Western European buyers, previously significant participants in Dubai’s luxury segment, have pulled back. “There was a lot of panic in March and there is still not much clarity to this day,” Valimulla explained. “Western European buyers are now more reluctant to buy properties here. I think they want to wait out maybe a year, even two years. It depends on how things play out.”
By contrast, the market these buyers are retreating from had only recently been the world’s most active. Knight Frank found that Dubai led global sales of homes priced between 2.5 million and 10 million dollars at the end of 2025, surpassing London, New York, Los Angeles, and Hong Kong. In the 10 million dollar-plus segment, Dubai recorded 9,050 sales against 6,577 in New York and 3,089 in London.
Some market participants see the pullback as a correction that was coming regardless. “The numbers were so high to begin with, especially in the last two years. The market at that level was not sustainable anyway,” Valimulla said. “There is going to be a correction in pricing, we just do not know the impact of that correction until we have geopolitical clarity.”

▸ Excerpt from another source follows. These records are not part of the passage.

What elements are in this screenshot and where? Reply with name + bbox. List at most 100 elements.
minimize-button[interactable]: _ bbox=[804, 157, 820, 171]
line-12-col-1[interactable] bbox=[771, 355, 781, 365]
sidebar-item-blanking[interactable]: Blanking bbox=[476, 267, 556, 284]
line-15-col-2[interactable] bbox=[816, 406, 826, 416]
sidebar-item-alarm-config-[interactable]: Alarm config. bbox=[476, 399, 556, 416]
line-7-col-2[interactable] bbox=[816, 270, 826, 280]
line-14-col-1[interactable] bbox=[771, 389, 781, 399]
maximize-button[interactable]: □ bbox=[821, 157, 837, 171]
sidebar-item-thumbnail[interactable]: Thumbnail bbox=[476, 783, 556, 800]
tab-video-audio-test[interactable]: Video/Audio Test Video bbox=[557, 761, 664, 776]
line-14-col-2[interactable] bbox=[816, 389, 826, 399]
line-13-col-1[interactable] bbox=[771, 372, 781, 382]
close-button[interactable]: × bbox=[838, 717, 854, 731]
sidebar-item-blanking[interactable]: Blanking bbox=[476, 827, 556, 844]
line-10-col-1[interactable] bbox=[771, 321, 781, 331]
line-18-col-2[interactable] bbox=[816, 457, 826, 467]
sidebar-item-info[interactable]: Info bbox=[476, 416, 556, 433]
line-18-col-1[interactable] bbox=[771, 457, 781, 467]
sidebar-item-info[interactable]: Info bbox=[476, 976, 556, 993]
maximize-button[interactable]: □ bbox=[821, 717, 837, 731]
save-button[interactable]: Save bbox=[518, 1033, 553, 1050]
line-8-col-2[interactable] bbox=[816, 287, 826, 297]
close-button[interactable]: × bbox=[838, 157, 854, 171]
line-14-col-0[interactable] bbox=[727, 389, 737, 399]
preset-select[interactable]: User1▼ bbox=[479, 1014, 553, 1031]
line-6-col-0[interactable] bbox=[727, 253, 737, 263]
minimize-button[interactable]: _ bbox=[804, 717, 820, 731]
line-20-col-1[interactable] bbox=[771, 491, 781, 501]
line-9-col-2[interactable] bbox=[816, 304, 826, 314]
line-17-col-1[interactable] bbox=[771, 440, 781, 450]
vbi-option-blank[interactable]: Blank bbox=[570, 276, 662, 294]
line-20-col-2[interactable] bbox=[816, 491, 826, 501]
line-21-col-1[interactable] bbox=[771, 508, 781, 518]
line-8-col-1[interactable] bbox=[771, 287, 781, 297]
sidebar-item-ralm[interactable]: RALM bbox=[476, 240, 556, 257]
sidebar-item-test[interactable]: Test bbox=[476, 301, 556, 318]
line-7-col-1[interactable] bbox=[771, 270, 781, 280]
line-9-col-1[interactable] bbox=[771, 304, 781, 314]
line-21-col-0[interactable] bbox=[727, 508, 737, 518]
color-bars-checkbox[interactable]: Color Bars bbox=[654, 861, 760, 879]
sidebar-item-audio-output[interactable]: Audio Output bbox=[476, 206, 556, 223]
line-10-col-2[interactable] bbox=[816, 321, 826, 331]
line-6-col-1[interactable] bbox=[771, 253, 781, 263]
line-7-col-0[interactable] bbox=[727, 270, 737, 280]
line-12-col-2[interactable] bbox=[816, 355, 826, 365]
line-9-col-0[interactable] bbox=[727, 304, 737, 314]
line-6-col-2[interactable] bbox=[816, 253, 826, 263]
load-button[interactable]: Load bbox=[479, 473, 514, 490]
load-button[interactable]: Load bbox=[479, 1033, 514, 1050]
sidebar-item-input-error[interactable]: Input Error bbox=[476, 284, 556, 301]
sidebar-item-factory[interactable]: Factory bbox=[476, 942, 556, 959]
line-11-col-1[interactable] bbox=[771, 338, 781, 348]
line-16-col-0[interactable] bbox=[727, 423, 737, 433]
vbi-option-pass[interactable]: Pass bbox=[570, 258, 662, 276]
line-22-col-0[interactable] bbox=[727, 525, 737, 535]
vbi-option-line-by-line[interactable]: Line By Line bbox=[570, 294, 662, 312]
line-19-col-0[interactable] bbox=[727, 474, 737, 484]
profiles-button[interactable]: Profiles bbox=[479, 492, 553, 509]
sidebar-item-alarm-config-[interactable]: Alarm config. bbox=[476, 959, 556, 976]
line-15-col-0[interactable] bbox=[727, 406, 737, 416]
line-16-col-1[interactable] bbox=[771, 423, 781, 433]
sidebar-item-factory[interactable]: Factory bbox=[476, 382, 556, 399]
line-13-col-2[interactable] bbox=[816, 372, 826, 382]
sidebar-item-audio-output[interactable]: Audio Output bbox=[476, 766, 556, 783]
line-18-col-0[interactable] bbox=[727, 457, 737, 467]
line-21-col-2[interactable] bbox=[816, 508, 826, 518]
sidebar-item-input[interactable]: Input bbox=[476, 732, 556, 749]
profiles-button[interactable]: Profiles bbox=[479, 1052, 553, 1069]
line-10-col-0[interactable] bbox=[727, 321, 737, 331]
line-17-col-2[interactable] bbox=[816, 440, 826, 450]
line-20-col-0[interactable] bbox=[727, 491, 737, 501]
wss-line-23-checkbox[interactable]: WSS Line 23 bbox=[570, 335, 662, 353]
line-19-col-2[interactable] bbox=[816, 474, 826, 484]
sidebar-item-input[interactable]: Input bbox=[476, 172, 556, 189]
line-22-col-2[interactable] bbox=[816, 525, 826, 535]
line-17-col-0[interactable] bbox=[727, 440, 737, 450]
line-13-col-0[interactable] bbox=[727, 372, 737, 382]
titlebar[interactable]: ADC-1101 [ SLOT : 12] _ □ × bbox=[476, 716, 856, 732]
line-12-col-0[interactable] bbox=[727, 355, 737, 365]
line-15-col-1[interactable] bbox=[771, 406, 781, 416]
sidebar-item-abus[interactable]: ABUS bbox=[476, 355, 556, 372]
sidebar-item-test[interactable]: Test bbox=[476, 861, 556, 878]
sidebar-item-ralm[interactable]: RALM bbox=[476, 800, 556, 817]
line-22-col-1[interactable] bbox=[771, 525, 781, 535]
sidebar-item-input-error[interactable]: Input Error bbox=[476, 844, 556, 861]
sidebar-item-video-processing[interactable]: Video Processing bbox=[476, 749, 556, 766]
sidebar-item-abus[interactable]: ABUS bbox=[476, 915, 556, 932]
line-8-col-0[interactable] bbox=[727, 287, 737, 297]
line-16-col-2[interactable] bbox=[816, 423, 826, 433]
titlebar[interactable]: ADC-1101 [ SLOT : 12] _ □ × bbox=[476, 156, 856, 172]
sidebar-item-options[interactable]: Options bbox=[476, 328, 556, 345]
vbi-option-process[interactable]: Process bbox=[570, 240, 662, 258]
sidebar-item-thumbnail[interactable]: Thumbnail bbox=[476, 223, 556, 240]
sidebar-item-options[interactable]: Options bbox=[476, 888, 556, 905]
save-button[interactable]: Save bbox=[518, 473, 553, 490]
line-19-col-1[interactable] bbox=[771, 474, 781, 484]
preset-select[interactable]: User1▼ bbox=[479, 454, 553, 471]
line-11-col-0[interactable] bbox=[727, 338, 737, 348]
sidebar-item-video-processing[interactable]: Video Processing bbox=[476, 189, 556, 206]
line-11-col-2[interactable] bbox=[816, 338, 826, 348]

The operational consequences extend well beyond price adjustments. Richard Waind of Cencorp, a real estate group, warned that smaller brokerage firms now face closure. “The war has been a black swan event that was huge and swift,” he said. “The slowdown in sales is putting pressure on those smaller agencies that set up in a frothy market. There were about 1,000 brokers in the market a decade ago, now it’s about 10,000. That is going to fall.”
High-net-worth individuals are exploring alternatives. Milan, London, and Singapore have emerged as preferred destinations as the super-wealthy reassess where they want to be based. Whether Dubai recovers its position, and how quickly, depends on whether any peace agreement between the US and Iran holds and when, or if, geopolitical stability returns to the region.